The AMMI term is extracted from the singlar-value decomposition (SVD). The SVD procedure is commonly used for the extraction of signals from non-square matrices. The decomposition is E = UDS. Where, U is a e × e matrix, D is a e × f retangular diagonal matrix, and S is a f × f matrix. In analogy to the Eigendecomposition, U and S represent Eigenvectors while D are Eigenvalues. Likewise, a small fraction of principal components contain the most amount of information to recontruct the original matrix. Suppose one recontructs E using the first p = 2 principal components:

E1 E2 E3 E4
G1 q11 q21 q31 q41
G2 q12 q22 q32 q42
G3 q13 q23 q33 q43
G4 q14 q24 q34 q44
G5 q15 q25 q35 q45

The matrix above can be rearranged as a vector, and be included into the model of meta-analysis replacing the current G × E term. Thus, the model for the ith marker can be also expressed as γi = μi + Zαi + Wβi + Qτi + ei.

Hypothesis testing

The log-likelihood of the model is, therefore, L(μ, σα2, σβ2, στ2) = −0.5(log|V| + (y − μ)TV−1(y − μ)), where the variance is expressed as σγ2 = V = ZZTσα2 + WWTσβ2 + QQTστ2 + R and the log-likelihood of the model above is tested against L(μ = σα2 = σβ2 = στ2 = 0), providing the evidence that at least one of the coefficients (intercept and variance components) is not null. Thus, LRT = −2(Lμ, σα2, σβ2, στ2 − L0, 0, 0, 0).

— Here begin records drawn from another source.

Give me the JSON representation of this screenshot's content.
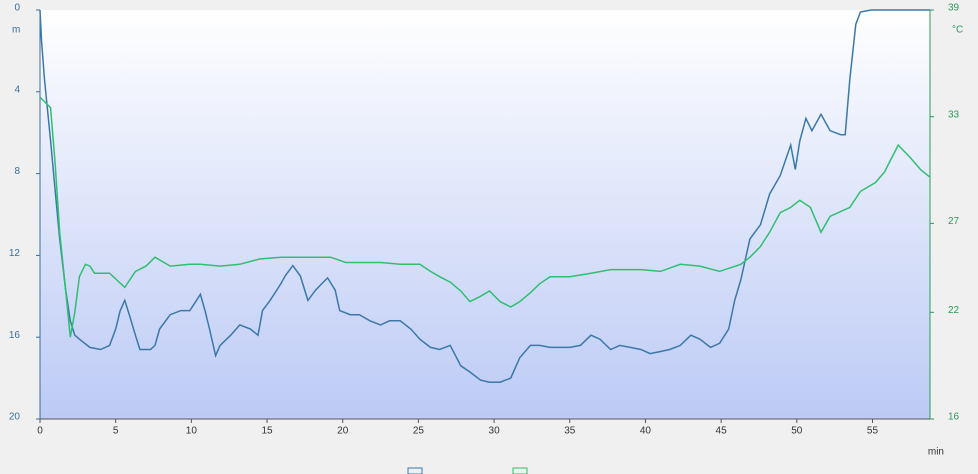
{
  "chart_data": {
    "type": "line",
    "y_label": "m",
    "y2_label": "°C",
    "x_label": "min",
    "xlim": [
      0,
      58.8
    ],
    "xticks": [
      0,
      5,
      10,
      15,
      20,
      25,
      30,
      35,
      40,
      45,
      50,
      55
    ],
    "ylim": [
      0,
      20
    ],
    "y_inverted": true,
    "yticks": [
      0,
      4,
      8,
      12,
      16,
      20
    ],
    "y2lim": [
      16,
      39
    ],
    "y2ticks": [
      16,
      22,
      27,
      33,
      39
    ],
    "series": [
      {
        "color": "#3b78a8",
        "x": [
          0,
          0.1,
          0.3,
          0.7,
          1.0,
          1.3,
          1.7,
          2.0,
          2.3,
          2.6,
          3.3,
          4.0,
          4.6,
          5.0,
          5.3,
          5.6,
          5.9,
          6.3,
          6.6,
          7.3,
          7.6,
          7.9,
          8.6,
          9.3,
          9.9,
          10.6,
          10.9,
          11.2,
          11.6,
          11.9,
          12.6,
          13.2,
          13.9,
          14.4,
          14.7,
          15.2,
          15.9,
          16.2,
          16.7,
          17.2,
          17.7,
          18.2,
          18.6,
          19.0,
          19.5,
          19.8,
          20.5,
          21.1,
          21.8,
          22.5,
          23.1,
          23.8,
          24.5,
          25.1,
          25.8,
          26.4,
          27.1,
          27.8,
          28.4,
          29.1,
          29.7,
          30.4,
          31.1,
          31.7,
          32.4,
          33.0,
          33.7,
          34.4,
          35.0,
          35.7,
          36.4,
          37.0,
          37.7,
          38.3,
          39.0,
          39.7,
          40.3,
          41.0,
          41.6,
          42.3,
          43.0,
          43.6,
          44.3,
          44.9,
          45.5,
          45.9,
          46.3,
          46.9,
          47.6,
          48.2,
          48.9,
          49.6,
          49.9,
          50.2,
          50.6,
          51.0,
          51.6,
          52.2,
          52.9,
          53.2,
          53.5,
          53.9,
          54.2,
          54.9,
          56.8,
          58.8
        ],
        "values": [
          0,
          1.5,
          3.4,
          6.4,
          8.8,
          11.2,
          13.7,
          15.2,
          15.9,
          16.1,
          16.5,
          16.6,
          16.4,
          15.6,
          14.7,
          14.2,
          14.9,
          15.9,
          16.6,
          16.6,
          16.4,
          15.6,
          14.9,
          14.7,
          14.7,
          13.9,
          14.7,
          15.6,
          16.9,
          16.4,
          15.9,
          15.4,
          15.6,
          15.9,
          14.7,
          14.2,
          13.4,
          13.0,
          12.5,
          13.0,
          14.2,
          13.7,
          13.4,
          13.1,
          13.7,
          14.7,
          14.9,
          14.9,
          15.2,
          15.4,
          15.2,
          15.2,
          15.6,
          16.1,
          16.5,
          16.6,
          16.4,
          17.4,
          17.7,
          18.1,
          18.2,
          18.2,
          18.0,
          17.0,
          16.4,
          16.4,
          16.5,
          16.5,
          16.5,
          16.4,
          15.9,
          16.1,
          16.6,
          16.4,
          16.5,
          16.6,
          16.8,
          16.7,
          16.6,
          16.4,
          15.9,
          16.1,
          16.5,
          16.3,
          15.6,
          14.2,
          13.2,
          11.2,
          10.5,
          9.0,
          8.1,
          6.6,
          7.8,
          6.4,
          5.3,
          5.9,
          5.1,
          5.9,
          6.1,
          6.1,
          3.4,
          0.7,
          0.1,
          0,
          0,
          0
        ]
      },
      {
        "color": "#2fbf71",
        "axis": "y2",
        "x": [
          0,
          0.7,
          1.0,
          1.3,
          1.7,
          2.0,
          2.3,
          2.6,
          3.0,
          3.3,
          3.6,
          4.6,
          5.6,
          6.3,
          7.0,
          7.6,
          8.6,
          9.9,
          10.6,
          11.9,
          13.2,
          14.5,
          15.9,
          17.2,
          19.2,
          20.2,
          22.5,
          23.8,
          25.1,
          25.8,
          26.4,
          27.1,
          27.8,
          28.4,
          29.1,
          29.7,
          30.4,
          31.1,
          31.7,
          32.4,
          33.0,
          33.7,
          35.0,
          36.4,
          37.7,
          39.7,
          41.0,
          42.3,
          43.6,
          44.9,
          46.3,
          46.9,
          47.6,
          48.2,
          48.9,
          49.6,
          50.2,
          50.9,
          51.6,
          52.2,
          53.5,
          54.2,
          55.2,
          55.8,
          56.7,
          57.5,
          58.2,
          58.8
        ],
        "values": [
          34.1,
          33.5,
          30.4,
          26.5,
          23.2,
          20.6,
          22.0,
          24.0,
          24.7,
          24.6,
          24.2,
          24.2,
          23.4,
          24.3,
          24.6,
          25.1,
          24.6,
          24.7,
          24.7,
          24.6,
          24.7,
          25.0,
          25.1,
          25.1,
          25.1,
          24.8,
          24.8,
          24.7,
          24.7,
          24.3,
          24.0,
          23.7,
          23.2,
          22.6,
          22.9,
          23.2,
          22.6,
          22.3,
          22.6,
          23.1,
          23.6,
          24.0,
          24.0,
          24.2,
          24.4,
          24.4,
          24.3,
          24.7,
          24.6,
          24.3,
          24.7,
          25.1,
          25.7,
          26.5,
          27.6,
          27.9,
          28.3,
          27.9,
          26.5,
          27.4,
          27.9,
          28.8,
          29.3,
          29.9,
          31.4,
          30.7,
          30.0,
          29.6
        ]
      }
    ]
  }
}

Woodbury’s matrix identities

The computational burden associated to the analysis above is originated from the determinant and inversion of the covariance matrix V, a square matrix with ef rows and columns. Let X = [Zσα||Wσβ||Qστ], such that V = XXT + R. Using the Woodbury’s matrix identities, we have V−1 = R−1 − R−1X(XTR−1X + I)−1XTR−1 and |V| = |XTR−1X + I||R|, where the square matrix to be inverted has dimension e + f + p. For the example, in the analysis of a dataset with e = 18 environments, f = 41 subpopulations and using p = 2 principal components for the G × E term, we invert a square matrix with dimension 18 + 41 + 2 = 61 rows and columns intead of a matrix with 18 × 41 = 738 rows and columns.